Artigo de Opinião

Dr. Mário Frota, Presidente da apDC – Direito do Consumo, Coimbra

 

Quem não quer ser lobo não lhe veste a pele:

“ajoelhou, rezou”, “vendeu, garantiu”…

 

“Adquiri a um banco a fracção de um imóvel que a instituição de crédito tomara de um consumidor por incumprimento do crédito hipotecário contratado.

O imóvel começou a apresentar infiltrações de humidade de manifesta gravidade.

Procurei os responsáveis pelo banco que se negaram a assumir qualquer responsabilidade porque, afirmam, não são nem construtores nem promotores imobiliários. E não lhes cabe, afiançam, qualquer responsabilidade pelo facto. Se puder, se quiser, que me demande eu o construtor, que é, em primeira linha, o responsável directo pelos vícios de que padece o imóvel.

Pergunto. o Banco não responde num caso destes em que é, na verdade, o vendedor de um prédio que lhe caiu no regaço pelo incumprimento do devedor?”

Apreciada a vertente situação, cumpre emitir opinião:

1. O argumento amiúde apresentado pelos bancos não é nem original nem singular: é que dizem sistematicamente a mesma coisa sempre que ocorrem situações deste jaez.

2. A Lei das Garantias dos Bens de Consumo (Móveis e Imóveis) aplica-se não só à compra e venda, mas ainda a contratos de

. empreitada

. outras prestações de serviço e

. locação (aluguer e arrendamento, consoante a natureza dos bens, se móveis, se imóveis, respectivamente) (LGBC: n.º 2 do artigo 1.º -A)

3. Afigura-se-nos que se a instituição de crédito promove a venda de imóveis que tem em carteira, terá de os garantir, de harmonia com o que prescreve a lei, não podendo eximir-se ao invocar o seu objecto social, que não é nem a promoção

imobiliária nem as operações de revenda de imóveis, como o fazem as suas homólogas na circunstância.

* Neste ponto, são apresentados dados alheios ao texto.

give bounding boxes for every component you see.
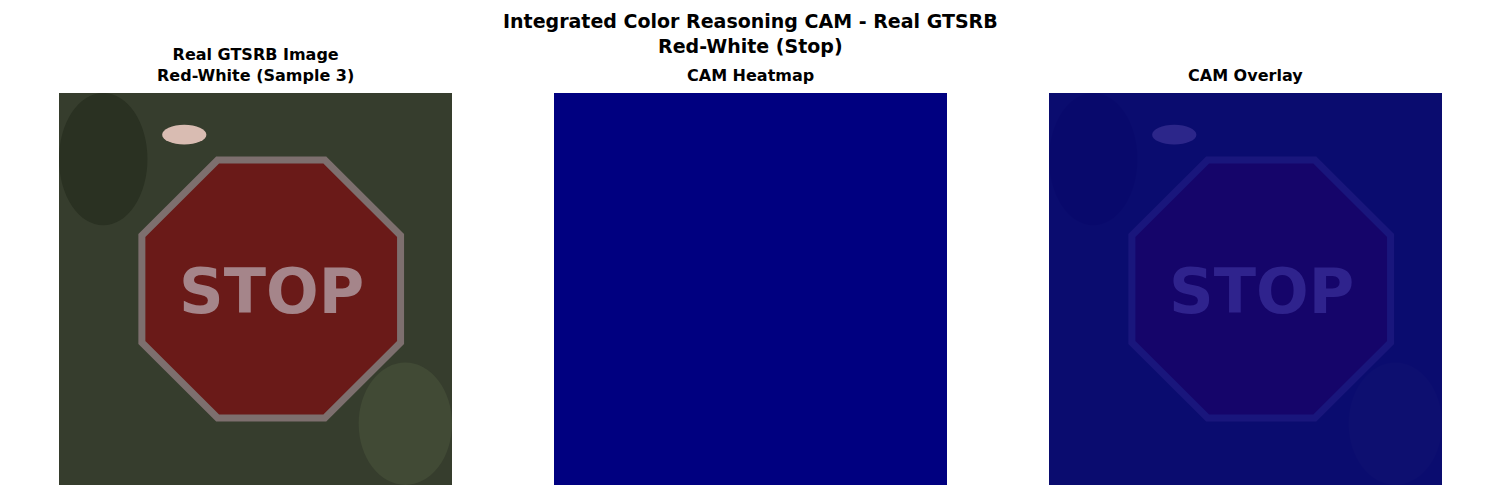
svg-text:CAM Heatmap: CAM Heatmap [687,66,814,85]
svg-text:Integrated Color Reasoning CAM: Integrated Color Reasoning CAM - Real GT… [503,10,998,57]
svg-text:Real GTSRB ImageRed-White (Sam: Real GTSRB ImageRed-White (Sample 3) [157,45,354,85]
svg-text:CAM Overlay: CAM Overlay [1188,66,1303,85]
svg-text:STOP: STOP [1169,255,1354,328]
svg-text:STOP: STOP [179,255,364,328]
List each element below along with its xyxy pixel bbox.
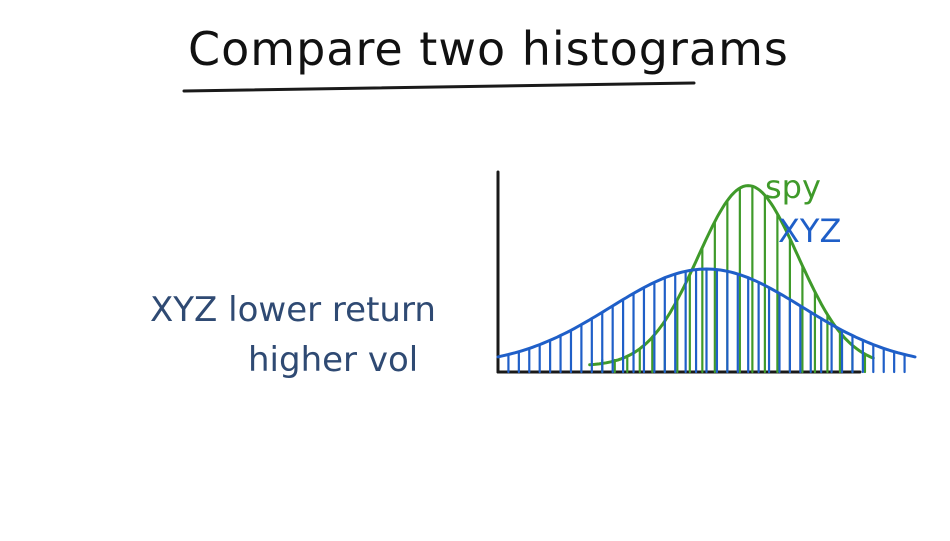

4. Aliás, se bem que com parecer desfavorável de um professor de Coimbra, já o Supremo Tribunal de Justiça, quanto a nós fundadamente, por acórdão de 29 de Abril de 2014, pelo punho do Conselheiro Gabriel Martim Catarino, decretou:

“I – É vendedor quem mediante a celebração de um contrato vende um bem de consumo a um consumidor final, no âmbito do exercício corrente de uma actividade que se caracterize ou possa ser definida num determinado contexto económico ou de relações comerciais.

II – Uma instituição de crédito que por efeito de dação em pagamento recebe do empreiteiro imóveis e, em seguida, os vende a particulares deve ser considerada como vendedora no âmbito da sua actividade profissional para efeitos de aplicação da Lei de Defesa do Consumidor.

III- Deste modo, tendo-se provado a existência de defeitos nos imóveis vendidos e não sendo ilidida a presunção de incumprimento dos contratos de compra e venda, é a instituição financeira obrigada a repará-los.”

5. Daí que pareça ser de imputar à instituição financeira a satisfação da garantia, talqualmente se faria ao construtor, ao promotor imobiliário ou a outro qualquer vendedor. Sem que lhe seja lícito furtar-se ao seu cumprimento.

6. A garantia dos imóveis é de 5 anos; a denúncia da não conformidade deve ser feita no lapso de 1 ano; dispondo o consumidor de 3 anos contados da denúncia para o exercício do direito de acção, sob pena de caducidade.

7. Para além do cumprimento das obrigações que recaem sobre o Banco no que se prende com a garantia, poderá ter de responder ainda pelos prejuízos decorrentes das recusas como das delongas do procedimento, já que isso tem tradução pecuniária e o consumidor deve ser ressarcido tanto dos danos patrimoniais como dos não patrimoniais causados pelo vendedor (LDC – Lei de Defesa do Consumidor: artigo 12)

EM CONCLUSÃO:

a. Se uma instituição de crédito, que recebeu em dação de pagamento um imóvel de um mutuário em situação de incumprimento, se propuser vendê-lo, assume o estatuto de vendedor.

b. Nessa circunstância, obriga-se a responder pela garantia inerente à compra e venda do imóvel.

c. Provada a existência de vícios de não conformidade, e não sendo ilidida a presunção por lei estabelecida, cumpre à instituição de crédito-vendedora assegurar a garantia, nos precisos termos da Lei das Garantias de Bens de Consumo – DL 67/2003, de 8 de Abril, e posteriores alterações.

d. A garantia é de 5 anos; a não conformidade tem de ser dada a saber em um ano após a consolidação dos indícios; 3 anos contados da data da denúncia para o exercício do direito de acção pelo consumidor, sob pena de caducidade.

e. À actuação da garantia pode acrescer a reparação dos danos “materiais” e “morais” causados na circunstância pela instituição de crédito.